Type safe method creation

Simply provide a method reference to one of the overloaded toMethod methods in the Fun class. This will provide you with a java.lang.reflect.Method.

Method m1 = Fun.toMethod(Thread::isAlive)  // Get final method
Method m2 = Fun.toMethod(String::isEmpty); // Get method from final class
Method m3 = Fun.toMethod(BufferedReader::readLine); // Get method that throws checked exception
Method m4 = Fun.<String, Class[]>toMethod(getClass()::getDeclaredMethod); //to get vararg method you must specify parameters in generics
Method m5 = Fun.<String>toMethod(Class::forName); // to get overloaded method you must specify parameters in generics
Method m6 = Fun.toMethod(this::toString); //Works with inherited methods

Notice that you have to provide the method parameters in generics under certain circumstances (When the method is overloaded, or if the method has a varargs parameter).

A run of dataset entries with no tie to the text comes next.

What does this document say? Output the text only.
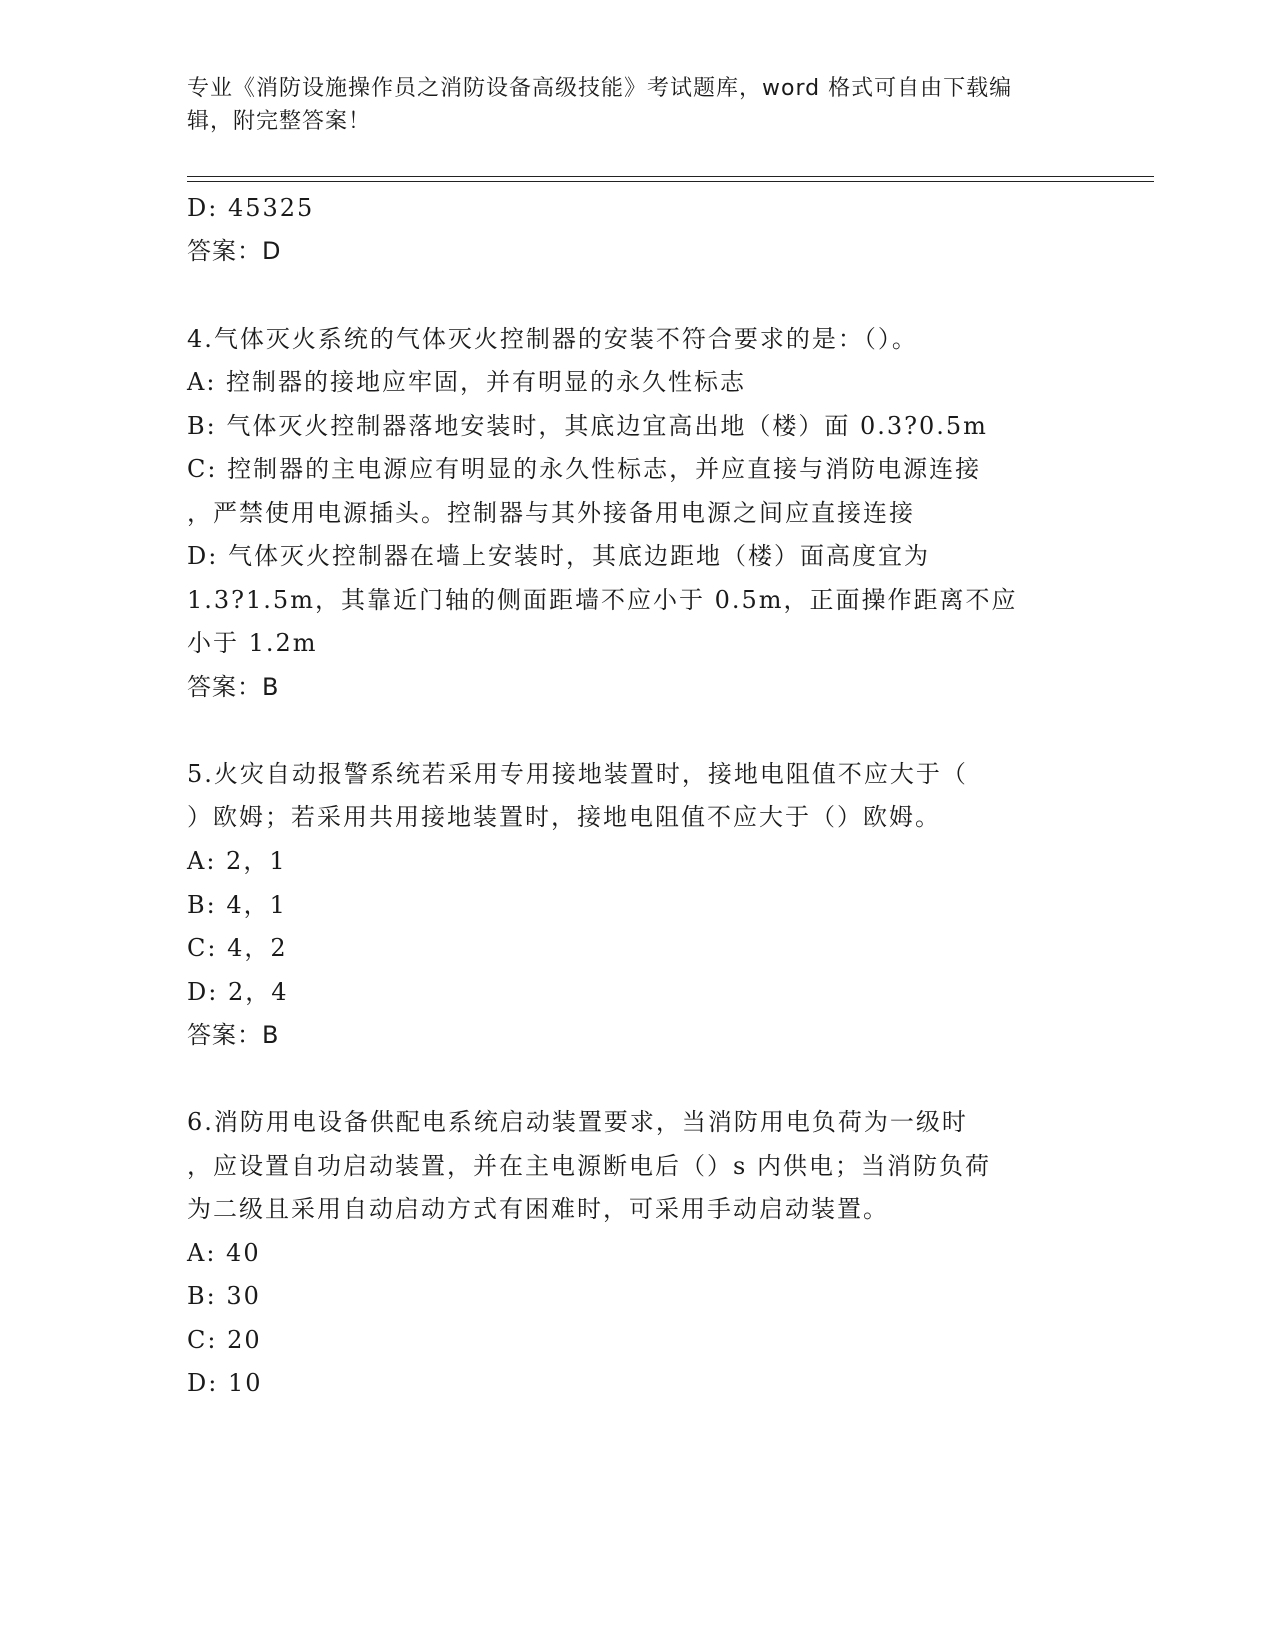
专业《消防设施操作员之消防设备高级技能》考试题库，word 格式可自由下载编
辑，附完整答案！
D: 45325
答案：D
4.气体灭火系统的气体灭火控制器的安装不符合要求的是：（）。
A: 控制器的接地应牢固，并有明显的永久性标志
B: 气体灭火控制器落地安装时，其底边宜高出地（楼）面 0.3?0.5m
C: 控制器的主电源应有明显的永久性标志，并应直接与消防电源连接
，严禁使用电源插头。控制器与其外接备用电源之间应直接连接
D: 气体灭火控制器在墙上安装时，其底边距地（楼）面高度宜为
1.3?1.5m，其靠近门轴的侧面距墙不应小于 0.5m，正面操作距离不应
小于 1.2m
答案：B
5.火灾自动报警系统若采用专用接地装置时，接地电阻值不应大于（
）欧姆；若采用共用接地装置时，接地电阻值不应大于（）欧姆。
A: 2，1
B: 4，1
C: 4，2
D: 2，4
答案：B
6.消防用电设备供配电系统启动装置要求，当消防用电负荷为一级时
，应设置自功启动装置，并在主电源断电后（）s 内供电；当消防负荷
为二级且采用自动启动方式有困难时，可采用手动启动装置。
A: 40
B: 30
C: 20
D: 10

Known limitations and workarounds

Nulls

Please be aware that all parameters of all the invoke methods (of both the Fun types and Delegate types) are annotated NonNull/@NotNull and that runtime null checks will make sure it is respected. - in other words: don't use nulls. Create Optionals for your signature if nulls oif you have the need. See details on why this is in below notes on primitives.

Varargs

• The static overloaded Fun.toMethod methods cannot compile (out of the box) when the target method contains varargs. To solve this, one must help the compiler by explicit casting:
  Method m = Fun.toMethod((Fun.With1ParamAndVoid<String[]>)new FunToMethodTest()::methodThatTakesAVarargParam); //When varargs is involved you are unfortunately forced to cast to avoid an "Ambiguous method call" error.

Elaboration:
Take for example the following method:
public void foo(String... stringArray){...}

The following won't compile:
Method m = Fun.<String[]>toMethod(this::foo);

The reason is that the compiler can't find the correct overloaded method (Fun.With1ParamAndVoid<String[]>). This is the compiler error:
Ambiguous method call. Both toMethod(With0ParamsAndVoid<Object>) in Fun and toMethod(With1ParamAndVoid<Object>) in Fun match

Primitive types

Generics only allow Objects/Reference types, not primitive types. (This may change once Project Valhalla is completed.)
You can, however, pass any signature containing primitive params to a Fun type that has the corresponding boxed types.
Fx, if you defined the type Fun.With1Param<Integer>, then you can successfully assign a Method Reference to a method whose single param is primitive int.

In a way this is great - primitives are supported via autoboxing. But it also involves a pitfall. What if the method defining the Fun type invokes the given function using null? (Which is acceptable from the point of view of the type - it's generics specify an Integer parameter, and Integer may be null.) A NullPointerException will off course occur.
To tackle this the API have annotated all parameters of invocation methods (I.e. both the Fun types and the Delegate types) with various NonNull / NotNull annotations (Remember to activate your IDEs annotation processor and nullness checks).
Further, all invoke methods of the Delegate object has a null check and will throw a NullPointerException when passing one or more nulls.

Future work

I would like to add functions, events and delegates to the Kotlin programming language, i.e. add some syntactic sugar on top of this library to simplify usage.

Related projects

• lambda-factory: a fast alternative to Reflection based method invocation.